Evolutionsbiologen der University of Utah wollten raus finden, ob Aggression in uns Menschen angelegt oder sozial antrainiert ist. Sie meinen, dass offensives Verhalten in der Evolutionsgeschichte Vorteile hatte: Anstatt zu flüchten konnte durch Angriff und Verteidigung zum Beispiel ein erlegtes Mammut vor Artgenossen oder Feinden geschützt werden.

Unser Körper ist für den Kampf gebaut

Für genetisch angelegtes aggressives Verhalten suchten die Biologen nach Beweisen im Körperbau. Denn der müsste dann für einen Kampf gebaut sein. In Experimenten ließen sie Testpersonen auf ein Pendel einschlagen - mal einbeinig, mal zweibeinig, mal nur auf der Ferse oder dem Ballen. Heraus kam, dass wir am meisten Wums entwickeln, wenn wir fest auf beiden Füßen stehen - auf Ballen und Fersen.

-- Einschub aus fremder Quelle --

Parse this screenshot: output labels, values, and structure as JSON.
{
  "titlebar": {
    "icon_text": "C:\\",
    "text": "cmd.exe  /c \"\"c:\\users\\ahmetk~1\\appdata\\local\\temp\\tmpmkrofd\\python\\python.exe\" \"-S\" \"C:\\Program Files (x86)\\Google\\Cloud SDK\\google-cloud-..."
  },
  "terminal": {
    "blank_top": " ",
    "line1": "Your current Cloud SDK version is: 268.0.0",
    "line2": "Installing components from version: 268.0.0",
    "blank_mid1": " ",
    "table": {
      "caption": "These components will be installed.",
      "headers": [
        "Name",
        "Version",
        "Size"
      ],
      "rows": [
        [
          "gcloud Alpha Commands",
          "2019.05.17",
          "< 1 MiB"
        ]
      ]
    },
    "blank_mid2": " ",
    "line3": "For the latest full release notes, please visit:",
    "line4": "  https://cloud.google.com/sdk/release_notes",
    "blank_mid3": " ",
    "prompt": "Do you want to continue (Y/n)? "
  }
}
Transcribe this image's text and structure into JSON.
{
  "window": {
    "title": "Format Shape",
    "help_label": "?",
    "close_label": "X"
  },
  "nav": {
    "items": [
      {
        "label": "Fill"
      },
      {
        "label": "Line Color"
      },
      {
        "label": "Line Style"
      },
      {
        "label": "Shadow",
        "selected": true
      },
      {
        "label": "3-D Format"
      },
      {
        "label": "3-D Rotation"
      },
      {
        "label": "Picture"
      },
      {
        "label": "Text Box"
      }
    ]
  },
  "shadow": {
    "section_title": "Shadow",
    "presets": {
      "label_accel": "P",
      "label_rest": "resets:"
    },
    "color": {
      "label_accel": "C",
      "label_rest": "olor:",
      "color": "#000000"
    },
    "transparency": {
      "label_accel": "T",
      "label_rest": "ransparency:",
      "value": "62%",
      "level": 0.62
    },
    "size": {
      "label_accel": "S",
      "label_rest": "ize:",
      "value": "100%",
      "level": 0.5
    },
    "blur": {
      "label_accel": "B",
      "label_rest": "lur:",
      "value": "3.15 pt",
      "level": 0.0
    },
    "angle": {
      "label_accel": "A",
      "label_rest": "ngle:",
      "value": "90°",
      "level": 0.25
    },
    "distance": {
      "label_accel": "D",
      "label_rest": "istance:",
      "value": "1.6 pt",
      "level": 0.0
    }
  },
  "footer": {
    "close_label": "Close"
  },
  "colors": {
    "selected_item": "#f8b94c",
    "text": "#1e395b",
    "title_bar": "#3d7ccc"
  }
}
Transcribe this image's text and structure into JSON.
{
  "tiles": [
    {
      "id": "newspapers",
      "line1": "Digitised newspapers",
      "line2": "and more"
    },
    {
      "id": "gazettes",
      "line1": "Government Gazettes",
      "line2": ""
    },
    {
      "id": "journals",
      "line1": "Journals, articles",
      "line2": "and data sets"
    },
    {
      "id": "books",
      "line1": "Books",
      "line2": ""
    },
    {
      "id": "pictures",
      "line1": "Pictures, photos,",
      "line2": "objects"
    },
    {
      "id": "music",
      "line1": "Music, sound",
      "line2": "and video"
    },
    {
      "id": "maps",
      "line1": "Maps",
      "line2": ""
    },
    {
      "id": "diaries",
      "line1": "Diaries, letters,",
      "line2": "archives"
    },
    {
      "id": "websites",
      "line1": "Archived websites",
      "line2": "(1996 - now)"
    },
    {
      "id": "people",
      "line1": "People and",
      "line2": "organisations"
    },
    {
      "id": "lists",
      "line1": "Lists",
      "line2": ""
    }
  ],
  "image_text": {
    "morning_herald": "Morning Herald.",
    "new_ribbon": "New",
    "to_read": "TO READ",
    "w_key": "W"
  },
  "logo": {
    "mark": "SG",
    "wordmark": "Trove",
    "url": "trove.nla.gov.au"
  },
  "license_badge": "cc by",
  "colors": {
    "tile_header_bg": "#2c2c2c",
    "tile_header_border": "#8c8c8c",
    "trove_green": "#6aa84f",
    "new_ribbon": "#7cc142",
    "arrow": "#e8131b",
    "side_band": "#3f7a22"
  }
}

"Die Biologen konnten messen, in welcher Pose Menschen die größte Kraft entwickeln. Das war so, wenn wir fest auf beiden Füßen stehen, auf Ballen und Fersen."
Kathrin Sielker, DRadio Wissen

Die Forscher aus Utah sehen darin den Beweis dafür, dass Aggression als Verhalten im Menschen angelegt war und nicht antrainiert ist. Sie hat ihm in der Evolutionsgesichte Vorteile verschafft. Denn die meisten Lebewesen, die nur einen Ballen nutzen, flüchten vor Gefahr. Arten wie Mensch, Bär oder Affe aber wehren sich vor Angriffen.

Bislang gingen Studien davon aus, der aufrechte Gang sei vorteilhaft, weil wir auf den Hinterbeinen größer sind und weit entfernte Gefahren erspähen konnten. Außerdem seien unsere Vordergliedmaßen dann flexibler. Neu ist jetzt der Aspekt, dass sich der aufrechte Gang auch wegen der besseren Angriffs- und Verteidigungsmöglichkeiten entwickelt hat.